推荐阅读:数据分析环境搭建:https://blog.csdn.net/qq_33254766/article/details/107772822
博客文章:数据分析的环境不会搭?看这里准没错!:https://www.aiyc.top/772.html
接下来,我讲使用 jupyter 给你演示代码。
测试工作环境是否有安装好了 Pandas,导入相关包如下:
import pandas as pd
import numpy as np
import matplotlib.pyplot as plt
print("Hello, Pandas, aiyuechuang")
然后执行一下,看有没有问题,如果正常应该会在终端输出区看到以下结果 -
image-20200829095902035对象创建
通过传递值列表来创建一个系列,让 Pandas 创建一个默认的整数索引:
import pandas as pd
import numpy as np
s = pd.Series([1,3,5,np.nan,6,8])
print(s)
执行后输出结果如下 -
0 1.0
1 3.0
2 5.0
3 NaN
4 6.0
5 8.0
dtype: float64
通过传递 numpy 数组,使用 date_range 索引和标记列来创建 DataFrame :
import pandas as pd
import numpy as np
dates = pd.date_range('20200829', periods=7)
print(dates)
print("--"*16)
df = pd.DataFrame(np.random.randn(7,4), index=dates, columns=list('ABCD'))
print(df)
执行后输出结果如下 -
DatetimeIndex(['2020-08-29', '2020-08-30', '2020-08-31', '2020-09-01',
'2020-09-02', '2020-09-03', '2020-09-04'],
dtype='datetime64[ns]', freq='D')
--------------------------------
A B C D
2020-08-29 0.423786 -0.732253 -0.722855 0.046483
2020-08-30 -0.599389 -0.956869 -0.242626 -1.826388
2020-08-31 0.418684 0.200296 0.325539 1.245381
2020-09-01 0.330894 1.239780 -0.199876 0.065322
2020-09-02 -0.261397 1.014110 0.675852 0.849021
2020-09-03 1.207348 -0.581915 0.766255 -1.228912
2020-09-04 -0.420951 0.506618 0.919810 1.513165
通过传递可以转换为类似系列的对象的字典来创建 DataFrame。参考以下示例代码 -
import pandas as pd
import numpy as np
df2 = pd.DataFrame({ 'A' : 1.,
'B' : pd.Timestamp('20200829'),
'C' : pd.Series(1,index=list(range(4)),dtype='float32'),
'D' : np.array([3] * 4,dtype='int32'),
'E' : pd.Categorical(["test","train","test","train"]),
'F' : 'foo' })
print(df2)
执行上面示例代码后,输出结果如下 -
A B C D E F
0 1.0 2020-08-29 1.0 3 test foo
1 1.0 2020-08-29 1.0 3 train foo
2 1.0 2020-08-29 1.0 3 test foo
3 1.0 2020-08-29 1.0 3 train foo
有指定 dtypes ,参考以下示例代码 -
import pandas as pd
import numpy as np
df2 = pd.DataFrame({ 'A' : 1.,
'B' : pd.Timestamp('20200829'),
'C' : pd.Series(1,index=list(range(4)),dtype='float32'),
'D' : np.array([3] * 4,dtype='int32'),
'E' : pd.Categorical(["test","train","test","train"]),
'F' : 'foo' })
print(df2.dtypes)
执行上面示例代码后,输出结果如下 -
A float64
B datetime64[ns]
C float32
D int32
E category
F object
dtype: object
查看数据
查看框架的顶部和底部的数据行。参考以下示例代码 -
import pandas as pd
import numpy as np
dates = pd.date_range('20200829', periods=7)
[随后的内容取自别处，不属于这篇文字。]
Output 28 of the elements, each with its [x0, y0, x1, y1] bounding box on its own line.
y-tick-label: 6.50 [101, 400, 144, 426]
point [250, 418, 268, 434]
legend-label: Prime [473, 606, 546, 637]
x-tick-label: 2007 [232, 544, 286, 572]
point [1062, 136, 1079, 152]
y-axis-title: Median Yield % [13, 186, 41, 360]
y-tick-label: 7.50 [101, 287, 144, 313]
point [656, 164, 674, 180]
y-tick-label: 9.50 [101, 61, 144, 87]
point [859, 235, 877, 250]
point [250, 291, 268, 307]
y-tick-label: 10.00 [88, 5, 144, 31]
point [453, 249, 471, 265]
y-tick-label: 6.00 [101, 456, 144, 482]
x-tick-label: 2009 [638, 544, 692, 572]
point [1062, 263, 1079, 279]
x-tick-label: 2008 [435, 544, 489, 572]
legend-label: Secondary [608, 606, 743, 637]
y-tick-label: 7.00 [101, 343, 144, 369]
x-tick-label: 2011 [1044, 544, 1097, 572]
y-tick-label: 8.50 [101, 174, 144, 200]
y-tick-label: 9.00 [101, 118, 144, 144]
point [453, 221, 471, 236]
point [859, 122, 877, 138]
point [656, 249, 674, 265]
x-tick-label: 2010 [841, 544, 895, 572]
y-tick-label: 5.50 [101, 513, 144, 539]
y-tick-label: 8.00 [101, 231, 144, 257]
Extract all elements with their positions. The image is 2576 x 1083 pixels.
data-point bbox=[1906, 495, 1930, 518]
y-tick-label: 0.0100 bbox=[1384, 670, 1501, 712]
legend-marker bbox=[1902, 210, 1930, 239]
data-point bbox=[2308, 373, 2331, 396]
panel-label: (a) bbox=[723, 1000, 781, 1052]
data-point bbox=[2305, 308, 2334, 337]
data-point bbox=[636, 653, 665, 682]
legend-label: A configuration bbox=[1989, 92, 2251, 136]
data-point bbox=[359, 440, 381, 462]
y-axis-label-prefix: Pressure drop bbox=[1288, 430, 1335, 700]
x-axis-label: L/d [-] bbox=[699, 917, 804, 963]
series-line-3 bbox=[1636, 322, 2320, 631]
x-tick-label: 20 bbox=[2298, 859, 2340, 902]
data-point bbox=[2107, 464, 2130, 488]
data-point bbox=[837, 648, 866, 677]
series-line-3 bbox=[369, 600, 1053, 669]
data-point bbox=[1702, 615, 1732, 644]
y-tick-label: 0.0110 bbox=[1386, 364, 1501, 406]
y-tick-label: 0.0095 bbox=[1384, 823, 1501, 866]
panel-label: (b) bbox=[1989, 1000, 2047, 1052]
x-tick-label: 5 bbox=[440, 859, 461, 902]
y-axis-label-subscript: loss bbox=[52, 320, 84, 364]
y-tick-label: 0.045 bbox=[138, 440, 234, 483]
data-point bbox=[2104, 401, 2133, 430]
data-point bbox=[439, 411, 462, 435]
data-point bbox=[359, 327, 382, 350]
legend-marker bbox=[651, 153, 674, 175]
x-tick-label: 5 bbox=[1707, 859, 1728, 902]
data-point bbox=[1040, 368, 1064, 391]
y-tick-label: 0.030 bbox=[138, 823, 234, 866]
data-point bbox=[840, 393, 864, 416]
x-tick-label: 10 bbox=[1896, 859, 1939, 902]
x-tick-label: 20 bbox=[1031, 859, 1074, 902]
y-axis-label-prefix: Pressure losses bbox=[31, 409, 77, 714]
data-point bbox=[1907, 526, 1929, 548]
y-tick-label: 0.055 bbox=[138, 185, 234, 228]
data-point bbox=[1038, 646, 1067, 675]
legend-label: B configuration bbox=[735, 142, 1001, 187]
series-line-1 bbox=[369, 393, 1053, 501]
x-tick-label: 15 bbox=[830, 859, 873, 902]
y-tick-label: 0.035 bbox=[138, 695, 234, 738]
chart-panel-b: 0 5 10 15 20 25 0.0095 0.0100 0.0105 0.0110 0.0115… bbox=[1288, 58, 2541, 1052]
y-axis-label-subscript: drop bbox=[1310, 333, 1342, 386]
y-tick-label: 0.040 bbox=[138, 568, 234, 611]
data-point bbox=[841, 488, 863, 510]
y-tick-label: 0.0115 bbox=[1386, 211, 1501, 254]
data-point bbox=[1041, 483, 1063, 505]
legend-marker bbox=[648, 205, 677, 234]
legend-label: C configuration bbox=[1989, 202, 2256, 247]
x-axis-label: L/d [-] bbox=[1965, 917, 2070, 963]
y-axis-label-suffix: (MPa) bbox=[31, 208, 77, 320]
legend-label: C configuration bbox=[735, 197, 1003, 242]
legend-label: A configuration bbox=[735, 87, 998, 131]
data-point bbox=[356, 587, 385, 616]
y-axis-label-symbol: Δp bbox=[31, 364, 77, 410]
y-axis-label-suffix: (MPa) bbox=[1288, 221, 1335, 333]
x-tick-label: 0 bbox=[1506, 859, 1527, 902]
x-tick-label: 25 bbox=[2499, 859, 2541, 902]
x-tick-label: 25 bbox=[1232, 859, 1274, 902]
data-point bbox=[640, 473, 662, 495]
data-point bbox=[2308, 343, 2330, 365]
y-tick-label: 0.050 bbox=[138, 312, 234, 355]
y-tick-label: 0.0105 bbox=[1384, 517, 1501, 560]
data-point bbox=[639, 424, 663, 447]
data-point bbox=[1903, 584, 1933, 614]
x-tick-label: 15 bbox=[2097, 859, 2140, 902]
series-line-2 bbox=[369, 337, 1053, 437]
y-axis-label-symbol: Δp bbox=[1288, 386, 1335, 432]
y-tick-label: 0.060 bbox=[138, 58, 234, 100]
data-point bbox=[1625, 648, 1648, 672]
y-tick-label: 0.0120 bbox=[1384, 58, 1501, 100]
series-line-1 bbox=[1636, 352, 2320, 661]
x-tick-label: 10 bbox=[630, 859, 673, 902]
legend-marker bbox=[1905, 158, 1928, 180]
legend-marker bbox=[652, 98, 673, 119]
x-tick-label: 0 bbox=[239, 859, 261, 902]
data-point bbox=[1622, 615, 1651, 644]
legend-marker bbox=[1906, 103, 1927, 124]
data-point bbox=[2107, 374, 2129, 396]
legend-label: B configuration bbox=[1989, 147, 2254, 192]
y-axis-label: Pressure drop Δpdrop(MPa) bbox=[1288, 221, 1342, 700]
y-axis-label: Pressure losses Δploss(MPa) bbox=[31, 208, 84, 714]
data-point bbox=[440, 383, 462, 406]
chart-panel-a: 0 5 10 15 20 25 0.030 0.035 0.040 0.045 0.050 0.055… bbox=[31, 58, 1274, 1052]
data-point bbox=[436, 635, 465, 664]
df = pd.DataFrame(np.random.randn(7,4), index=dates, columns=list('ABCD'))
print(df.head())
print("--------------" * 10)
print(df.tail(3))
执行上面示例代码后,输出结果如下 -
A B C D
2020-08-29 0.807385 -0.318713 0.378694 -0.043608
2020-08-30 -0.719791 0.519050 0.718745 0.637981
2020-08-31 0.741096 -0.486432 0.044287 -0.964318
2020-09-01 0.380431 -0.726524 -0.961768 -0.914437
2020-09-02 -0.328136 -0.889492 0.093190 0.002288
--------------------------------------------------------------------------------------------------------------------------------------------
A B C D
2020-09-02 -0.328136 -0.889492 0.093190 0.002288
2020-09-03 -0.190139 -0.943466 1.158113 -2.848946
2020-09-04 0.458626 0.336019 0.869484 -1.703215
显示索引,列和底层 numpy 数据,参考以下代码 -
import pandas as pd
import numpy as np
dates = pd.date_range('20200829', periods=7)
df = pd.DataFrame(np.random.randn(7,4), index=dates, columns=list('ABCD'))
print("index is :" )
print(df.index)
print("columns is :" )
print(df.columns)
print("values is :" )
print(df.values)
执行上面示例代码后,输出结果如下 -
index is :
DatetimeIndex(['2020-08-29', '2020-08-30', '2020-08-31', '2020-09-01',
'2020-09-02', '2020-09-03', '2020-09-04'],
dtype='datetime64[ns]', freq='D')
columns is :
Index(['A', 'B', 'C', 'D'], dtype='object')
values is :
[[ 0.01288665 -1.18594068 0.24580713 2.15426786]
[ 1.67486677 0.87409119 0.29649716 -1.75876067]
[ 0.0040266 0.09371827 0.32776491 -0.54749886]
[ 0.05724459 0.09745475 1.41199215 0.54834326]
[ 0.98339446 -1.39677847 1.63535289 0.99654273]
[-0.47201257 -0.09082532 0.70418416 -1.88253312]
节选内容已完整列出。